The Hedging Concept
Producer hedging involves selling corn futures contracts as a temporary substitute for selling corn in the local cash market. Hedging is a temporary substitute, since the corn will eventually be sold in the cash market.
Hedging is defined as taking equal but opposite positions in the cash and futures market. For example, assume a producer who has harvested 10,000 bushels of corn and placed it in storage in a grain bin. By selling 10,000 bushels of corn futures the producer is in a hedged position. In this example, the producer is long (owns) 10,000 bushels of cash corn and short (sold) 10,000 bushels of futures corn.
Since the producer has sold futures, price has been established on the major component of the local cash price which illustrates that the futures component is the most substantial portion of the local cash price.

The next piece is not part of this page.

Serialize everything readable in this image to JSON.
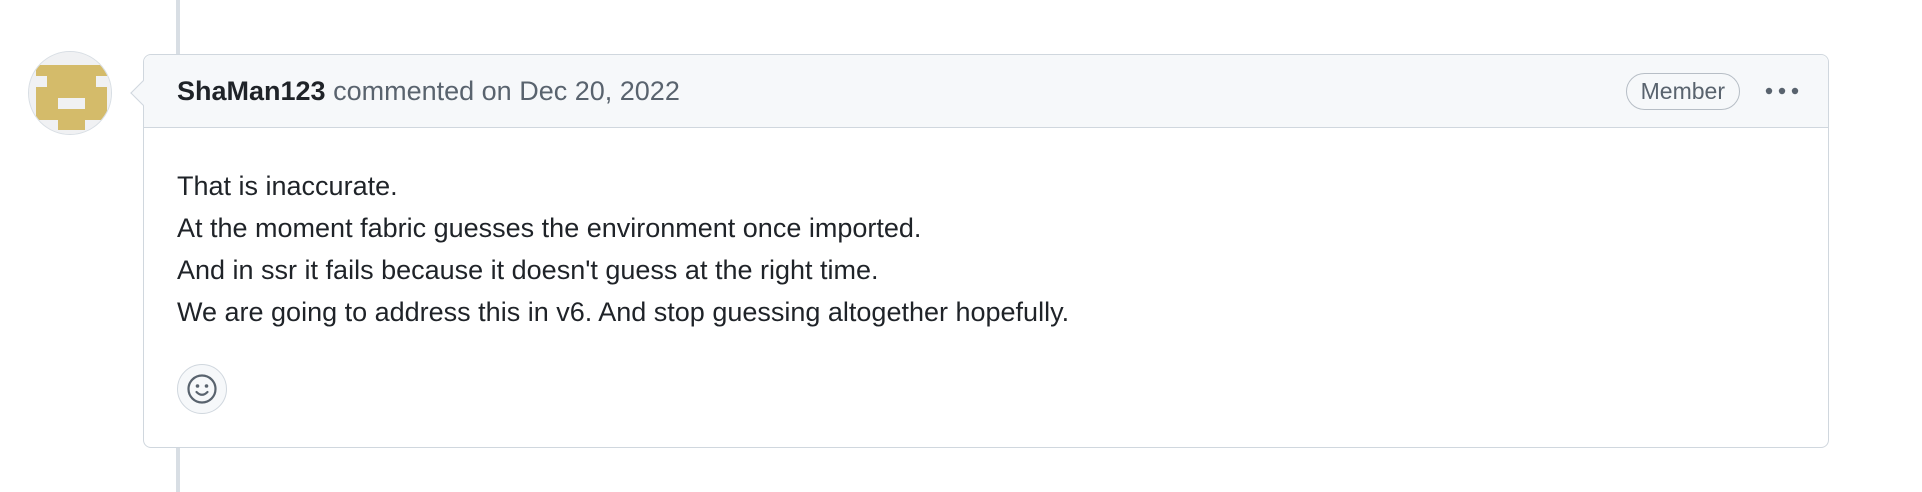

Selling futures in a hedge leaves the local basis unpriced. Thus, the final value of the corn is still subject to fluctuations in local basis. However, basis risk (variation) is much less than futures price risk (variation). By selling futures, the producer has eliminated the financial loss which would occur on the cash grain from a futures price decline.
The hedge position is removed or lifted when the producer is ready to sell the corn in the cash market. It is lifted in a simultaneous two-step process. The producer sells 10,000 bushels of corn to the local grain elevator and immediately buys back the futures position. The purchase of futures offsets the original short (sold) position in futures, and selling the cash grain converts the position to the cash market.